Road leading to the governor’s mansion in San Juan, Puerto Rico. (Reynaldo Brigantty from Pexels)

Nationally, every year between Sept. 15 and Oct. 15, Hispanics are given the opportunity to showcase the importance of their heritage and educate surrounding communities on how history, cultural traditions, and identities within the Latino communities are shaped.

Hispanic Heritage Month is celebrated in between two separate months because most Latin American countries won their independence on or around Sept. 15.The intent was not only to unify people in America whose ancestry originate from Spanish speaking nations, but also to provide an opportunity to highlight cultures and customs that make each Latin nation different.

The recognition of Latino heritage began in 1968 with a weeklong festivity that former President Lyndon B. Johnson initiated, which then grew into a month-long observance under former President Ronald Reagan in 1988. 

While Hispanic Heritage Month was the U.S. government’s successful attempt to bring Latino’s together, it has also created division with its coined term, “Hispanic.” 

Woman dressed in traditional La Calavera Catrina make up for Dia de los Muertos, a tradition that originated in Mexico. (Genaro Servín from Pexels)

The term Hispanic was not used by the U.S. until 1980 when it first appeared on the census form and was not widely known or understood by Latino’s until the 1990’s. It is used to describe anyone whose lineage originates from Spain and Latin America, but not Brazil.

Because the U.S. government includes Spain—the colonizer—in its definition of Hispanics, the term has been highly criticized. 

Several terms have risen to describe people who originate from Spanish speaking nations without including the colonizer. 

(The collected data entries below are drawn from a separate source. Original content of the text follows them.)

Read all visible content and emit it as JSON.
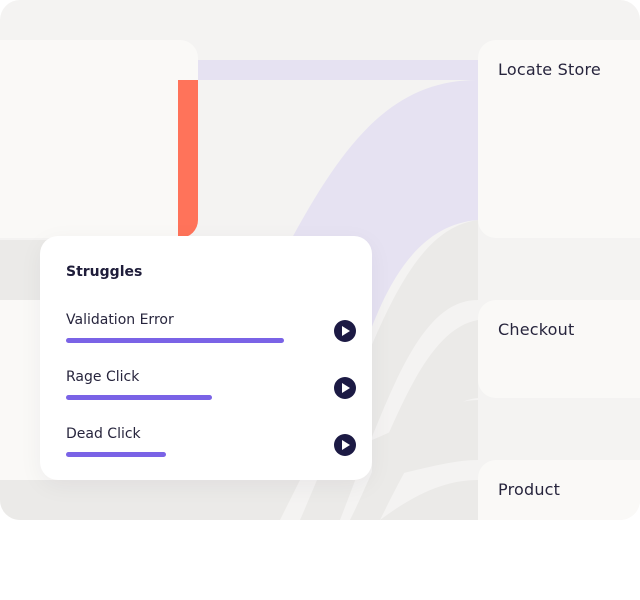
{
  "destinations": {
    "locate_store": "Locate Store",
    "checkout": "Checkout",
    "product": "Product"
  },
  "struggles": {
    "title": "Struggles",
    "items": [
      {
        "label": "Validation Error",
        "value": 1.0
      },
      {
        "label": "Rage Click",
        "value": 0.67
      },
      {
        "label": "Dead Click",
        "value": 0.46
      }
    ]
  },
  "colors": {
    "accent_bar": "#7a63e6",
    "source_highlight": "#ff735a",
    "flow_highlight": "#e6e2f2",
    "play_button": "#1c1a44"
  }
}
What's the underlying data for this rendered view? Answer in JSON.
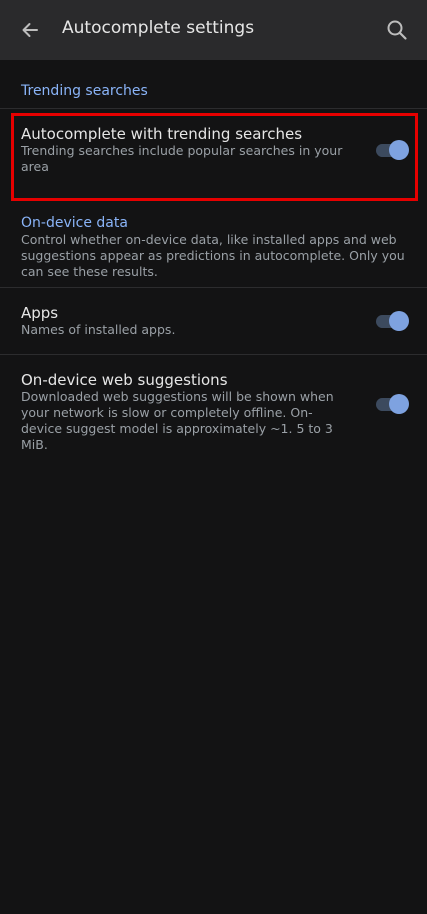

Latino, Latina, Latinx, and Latine are identifiers that have been accepted in order to describe Spanish people without using the government lumping term “Hispanic.” The terms do not include Spain as part of its descriptor when referring to Latin American people.

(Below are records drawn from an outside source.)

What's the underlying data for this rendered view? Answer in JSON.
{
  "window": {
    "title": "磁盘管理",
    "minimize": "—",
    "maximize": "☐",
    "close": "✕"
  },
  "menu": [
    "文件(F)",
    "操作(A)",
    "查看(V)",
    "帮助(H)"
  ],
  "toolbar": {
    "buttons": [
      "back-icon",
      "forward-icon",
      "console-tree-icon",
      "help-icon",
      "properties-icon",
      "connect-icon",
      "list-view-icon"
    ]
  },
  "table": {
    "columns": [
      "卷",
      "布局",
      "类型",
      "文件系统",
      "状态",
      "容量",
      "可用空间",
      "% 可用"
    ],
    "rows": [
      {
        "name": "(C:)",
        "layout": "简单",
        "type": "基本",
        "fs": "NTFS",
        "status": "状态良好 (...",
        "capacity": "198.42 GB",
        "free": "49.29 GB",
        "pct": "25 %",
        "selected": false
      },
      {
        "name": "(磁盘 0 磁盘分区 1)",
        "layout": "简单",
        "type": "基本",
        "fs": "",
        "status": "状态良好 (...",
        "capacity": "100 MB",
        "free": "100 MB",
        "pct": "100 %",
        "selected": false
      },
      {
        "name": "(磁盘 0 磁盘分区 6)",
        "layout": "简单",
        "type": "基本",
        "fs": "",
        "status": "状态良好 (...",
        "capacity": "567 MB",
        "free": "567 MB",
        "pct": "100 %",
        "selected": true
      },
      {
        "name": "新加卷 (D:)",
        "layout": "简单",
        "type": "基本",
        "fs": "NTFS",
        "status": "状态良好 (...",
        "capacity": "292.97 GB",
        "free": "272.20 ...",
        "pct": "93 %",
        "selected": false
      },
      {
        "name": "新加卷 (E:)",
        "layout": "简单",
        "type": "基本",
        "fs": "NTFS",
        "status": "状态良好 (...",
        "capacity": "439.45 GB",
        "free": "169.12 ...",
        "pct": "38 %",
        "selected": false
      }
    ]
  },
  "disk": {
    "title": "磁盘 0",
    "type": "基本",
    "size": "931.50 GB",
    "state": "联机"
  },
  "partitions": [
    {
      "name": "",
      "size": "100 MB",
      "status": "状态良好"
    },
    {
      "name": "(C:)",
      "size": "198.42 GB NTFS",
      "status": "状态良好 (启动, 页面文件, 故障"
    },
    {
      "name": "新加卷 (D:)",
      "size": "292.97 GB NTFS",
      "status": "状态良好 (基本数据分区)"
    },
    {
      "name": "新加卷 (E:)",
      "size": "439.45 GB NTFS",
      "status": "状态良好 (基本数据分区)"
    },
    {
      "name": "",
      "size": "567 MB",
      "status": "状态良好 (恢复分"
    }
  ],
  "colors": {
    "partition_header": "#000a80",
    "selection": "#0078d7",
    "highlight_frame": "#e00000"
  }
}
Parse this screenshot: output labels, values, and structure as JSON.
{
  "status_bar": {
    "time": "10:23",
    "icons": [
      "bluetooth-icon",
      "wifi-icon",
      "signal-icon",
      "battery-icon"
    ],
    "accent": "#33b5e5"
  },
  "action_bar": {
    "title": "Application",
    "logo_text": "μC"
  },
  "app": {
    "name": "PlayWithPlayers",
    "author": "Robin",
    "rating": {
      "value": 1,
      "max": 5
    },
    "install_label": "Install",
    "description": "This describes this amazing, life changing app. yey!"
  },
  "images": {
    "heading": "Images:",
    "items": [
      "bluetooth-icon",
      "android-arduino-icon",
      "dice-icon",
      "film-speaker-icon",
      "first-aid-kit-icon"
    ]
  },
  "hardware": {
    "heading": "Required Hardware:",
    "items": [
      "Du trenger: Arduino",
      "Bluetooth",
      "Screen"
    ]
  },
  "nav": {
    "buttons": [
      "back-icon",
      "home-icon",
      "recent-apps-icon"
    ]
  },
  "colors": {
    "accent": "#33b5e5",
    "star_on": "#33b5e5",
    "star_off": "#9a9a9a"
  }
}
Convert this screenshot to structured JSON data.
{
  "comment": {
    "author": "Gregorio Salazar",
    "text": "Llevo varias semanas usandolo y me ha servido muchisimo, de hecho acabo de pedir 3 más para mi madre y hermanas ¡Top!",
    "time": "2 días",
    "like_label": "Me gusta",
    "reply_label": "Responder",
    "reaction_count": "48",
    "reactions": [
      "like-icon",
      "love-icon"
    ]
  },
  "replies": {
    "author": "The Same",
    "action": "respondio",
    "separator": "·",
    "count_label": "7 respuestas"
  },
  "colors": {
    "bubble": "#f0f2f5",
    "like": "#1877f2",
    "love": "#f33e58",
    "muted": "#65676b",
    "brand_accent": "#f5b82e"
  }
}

Some Latinos have resorted to further defining their identity to specifically include the country they originate from by using identifiers such as Mexican, Puerto Rican, Cuban, Venezuelan and many more.  

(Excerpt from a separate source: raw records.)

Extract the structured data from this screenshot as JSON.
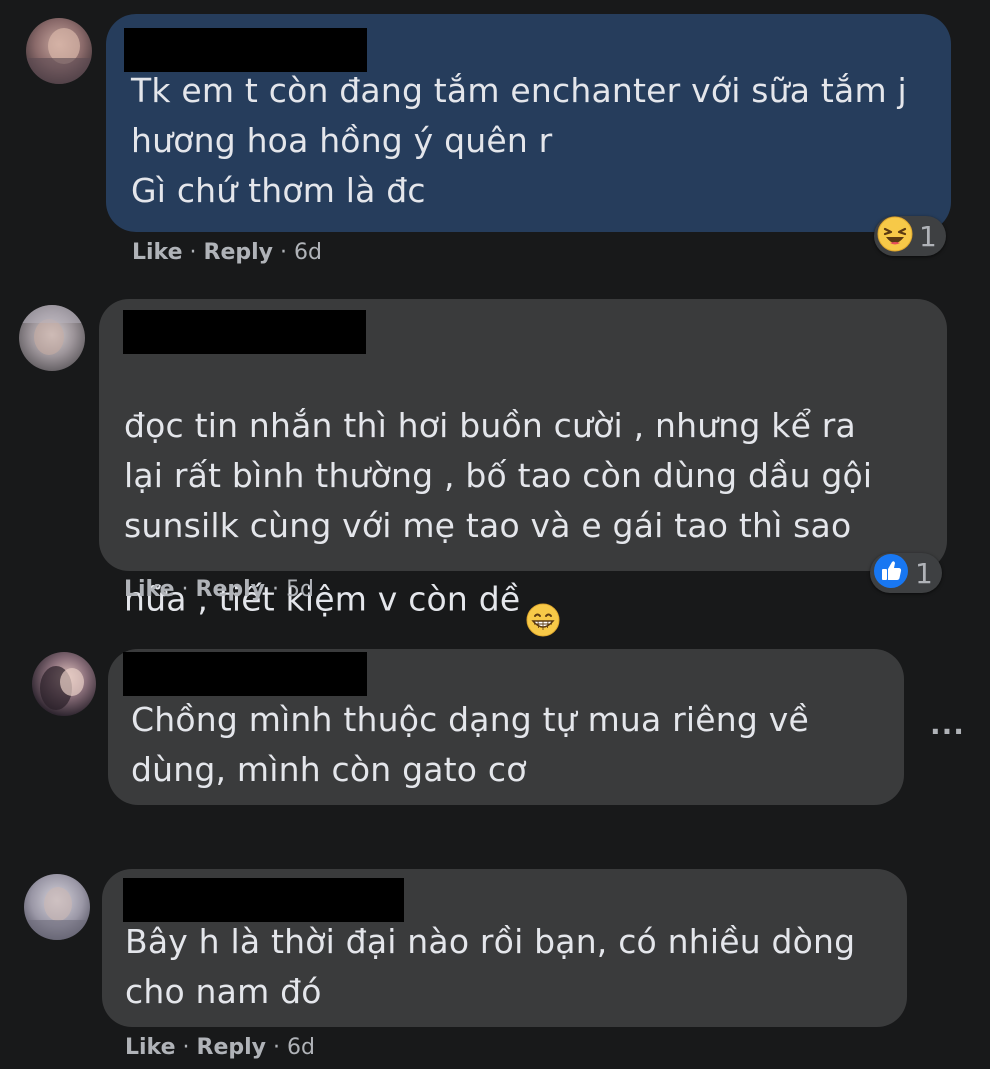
{
  "comments": [
    {
      "text": "Tk em t còn đang tắm enchanter với sữa tắm j\nhương hoa hồng ý quên r\nGì chứ thơm là đc",
      "like_label": "Like",
      "reply_label": "Reply",
      "time": "6d",
      "reaction": {
        "icon": "laughing-emoji-icon",
        "count": "1"
      }
    },
    {
      "text": "đọc tin nhắn thì hơi buồn cười , nhưng kể ra\nlại rất bình thường , bố tao còn dùng dầu gội\nsunsilk cùng với mẹ tao và e gái tao thì sao\nnữa , tiết kiệm v còn dề",
      "like_label": "Like",
      "reply_label": "Reply",
      "time": "5d",
      "reaction": {
        "icon": "thumbs-up-icon",
        "count": "1"
      }
    },
    {
      "text": "Chồng mình thuộc dạng tự mua riêng về\ndùng, mình còn gato cơ",
      "more_label": "..."
    },
    {
      "text": "Bây h là thời đại nào rồi bạn, có nhiều dòng\ncho nam đó",
      "like_label": "Like",
      "reply_label": "Reply",
      "time": "6d"
    }
  ],
  "colors": {
    "background": "#18191a",
    "bubble": "#3a3b3c",
    "bubble_highlight": "#263d5c",
    "text": "#e4e6eb",
    "secondary_text": "#b0b3b8",
    "like_blue": "#1877f2",
    "emoji_yellow": "#f7c948"
  }
}
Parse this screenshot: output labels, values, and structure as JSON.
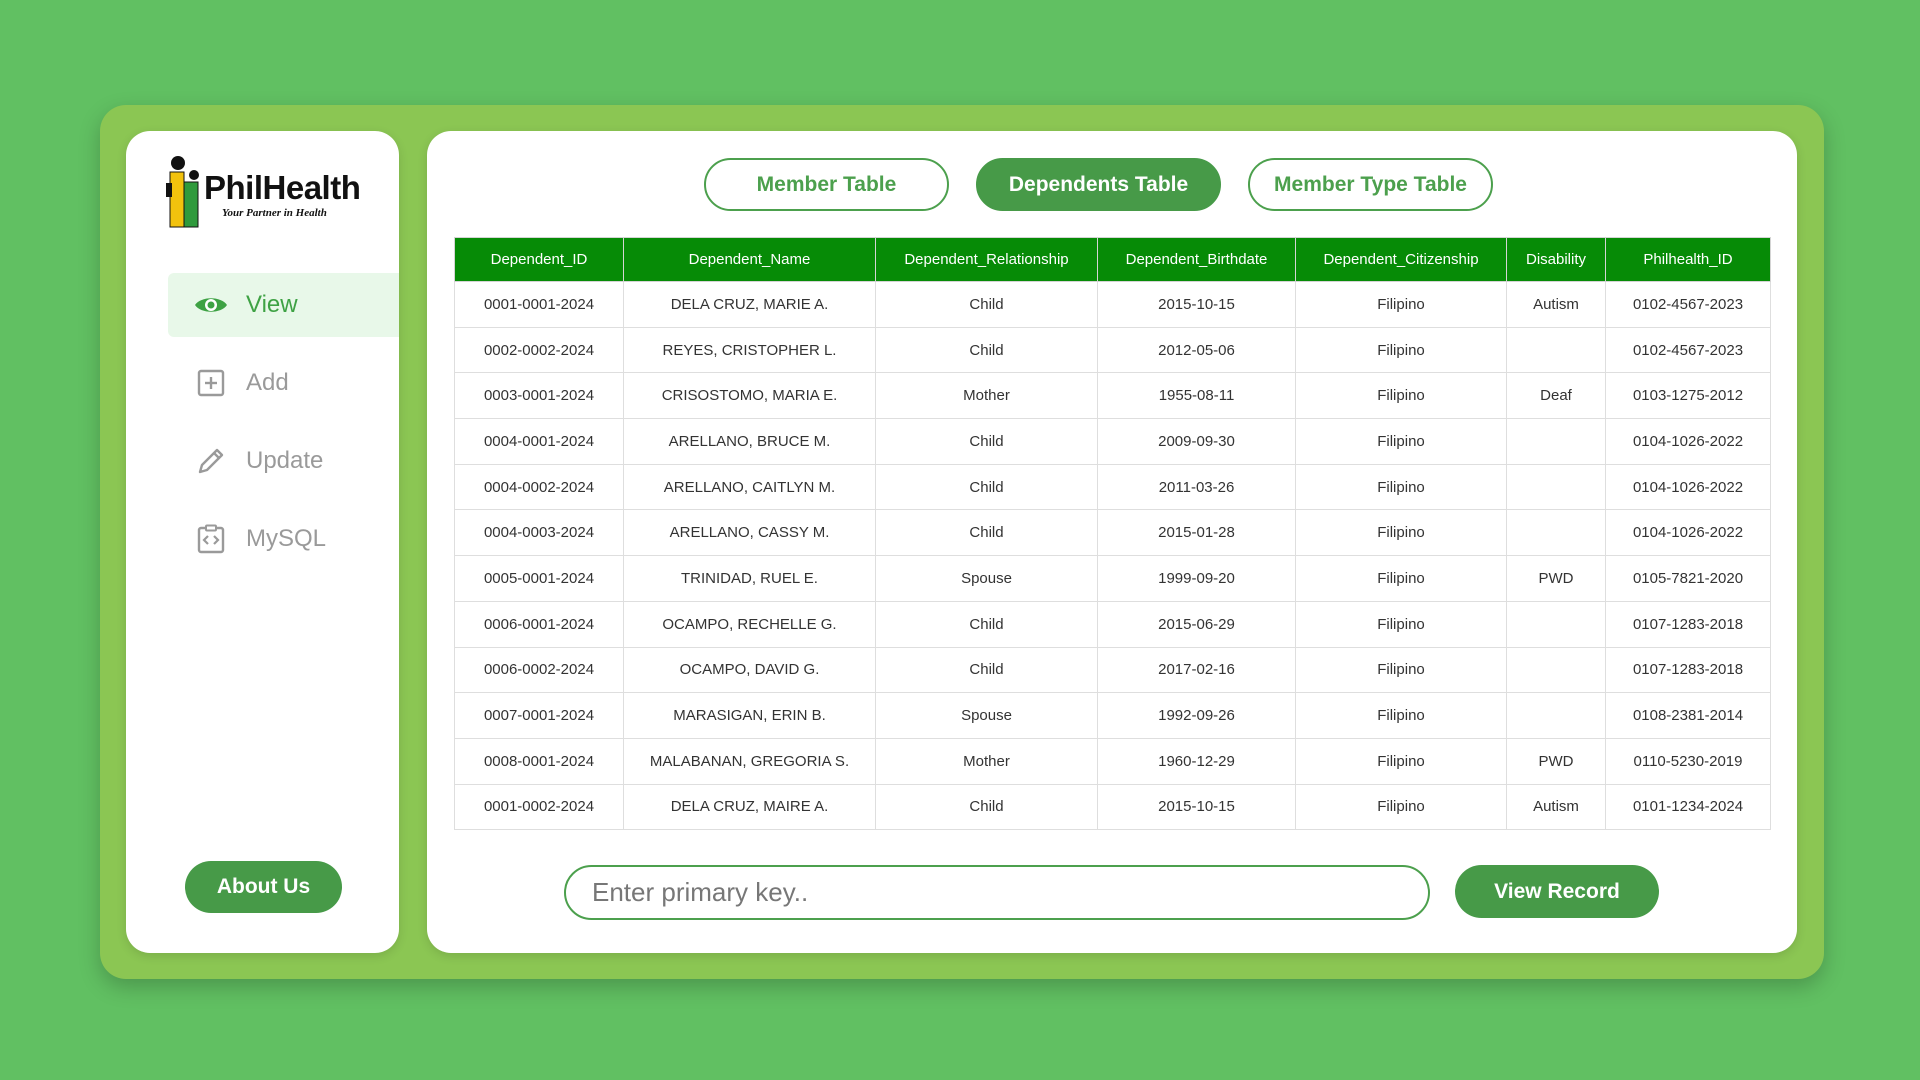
{
  "brand": {
    "name": "PhilHealth",
    "tagline": "Your Partner in Health"
  },
  "sidebar": {
    "items": [
      {
        "label": "View",
        "icon": "eye-icon",
        "active": true
      },
      {
        "label": "Add",
        "icon": "plus-square-icon",
        "active": false
      },
      {
        "label": "Update",
        "icon": "pencil-icon",
        "active": false
      },
      {
        "label": "MySQL",
        "icon": "code-clipboard-icon",
        "active": false
      }
    ],
    "about_label": "About Us"
  },
  "tabs": [
    {
      "label": "Member Table",
      "active": false
    },
    {
      "label": "Dependents Table",
      "active": true
    },
    {
      "label": "Member Type Table",
      "active": false
    }
  ],
  "table": {
    "columns": [
      "Dependent_ID",
      "Dependent_Name",
      "Dependent_Relationship",
      "Dependent_Birthdate",
      "Dependent_Citizenship",
      "Disability",
      "Philhealth_ID"
    ],
    "rows": [
      [
        "0001-0001-2024",
        "DELA CRUZ, MARIE A.",
        "Child",
        "2015-10-15",
        "Filipino",
        "Autism",
        "0102-4567-2023"
      ],
      [
        "0002-0002-2024",
        "REYES, CRISTOPHER L.",
        "Child",
        "2012-05-06",
        "Filipino",
        "",
        "0102-4567-2023"
      ],
      [
        "0003-0001-2024",
        "CRISOSTOMO, MARIA E.",
        "Mother",
        "1955-08-11",
        "Filipino",
        "Deaf",
        "0103-1275-2012"
      ],
      [
        "0004-0001-2024",
        "ARELLANO, BRUCE M.",
        "Child",
        "2009-09-30",
        "Filipino",
        "",
        "0104-1026-2022"
      ],
      [
        "0004-0002-2024",
        "ARELLANO, CAITLYN M.",
        "Child",
        "2011-03-26",
        "Filipino",
        "",
        "0104-1026-2022"
      ],
      [
        "0004-0003-2024",
        "ARELLANO, CASSY M.",
        "Child",
        "2015-01-28",
        "Filipino",
        "",
        "0104-1026-2022"
      ],
      [
        "0005-0001-2024",
        "TRINIDAD, RUEL E.",
        "Spouse",
        "1999-09-20",
        "Filipino",
        "PWD",
        "0105-7821-2020"
      ],
      [
        "0006-0001-2024",
        "OCAMPO, RECHELLE G.",
        "Child",
        "2015-06-29",
        "Filipino",
        "",
        "0107-1283-2018"
      ],
      [
        "0006-0002-2024",
        "OCAMPO, DAVID G.",
        "Child",
        "2017-02-16",
        "Filipino",
        "",
        "0107-1283-2018"
      ],
      [
        "0007-0001-2024",
        "MARASIGAN, ERIN B.",
        "Spouse",
        "1992-09-26",
        "Filipino",
        "",
        "0108-2381-2014"
      ],
      [
        "0008-0001-2024",
        "MALABANAN, GREGORIA S.",
        "Mother",
        "1960-12-29",
        "Filipino",
        "PWD",
        "0110-5230-2019"
      ],
      [
        "0001-0002-2024",
        "DELA CRUZ, MAIRE A.",
        "Child",
        "2015-10-15",
        "Filipino",
        "Autism",
        "0101-1234-2024"
      ]
    ]
  },
  "search": {
    "placeholder": "Enter primary key..",
    "value": ""
  },
  "view_record_label": "View Record",
  "colors": {
    "background": "#61c062",
    "frame": "#8bc653",
    "accent": "#479a48",
    "table_header": "#068b06",
    "active_nav_bg": "#e8f8e9"
  }
}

Cuban flag flying over building. (Mathias Oben from Pexels)

MSJC celebrated Hispanic Heritage Month by hosting a wide array of educational and entertainment events that focused on issues Chicano’s—a term specifically referring to people who are Mexican, but born in America—should be concerned about and also presented a viewing of a movie starring comedian George Lopez, “Spare Parts.” 

Additionally, The Talon contributed to the college’s efforts by seeking submissions that consisted of student interpretations of Hispanic Heritage month and also held a “Talon Talks” podcast regarding embracing differences within the Latino culture and community. 

Student submissions included:

  • An abuela “pozole” memory held dear to Abigail Rosas.
  • Latin inspired art by Dawn Allen, who also has an instagram full of detailed creations. 
  • A collage of famous Latino figures by Madison Williams. 
  • A reflection on Hispanic Heritage by Cynthia Carrillo, The Talon’s vice president and writer. 
  • Movie review of Lin Manuel Miranda’s, “In the Heights” by Nick Pettis, The Talon’s president and video content editor. 

Submissions are currently published for viewing.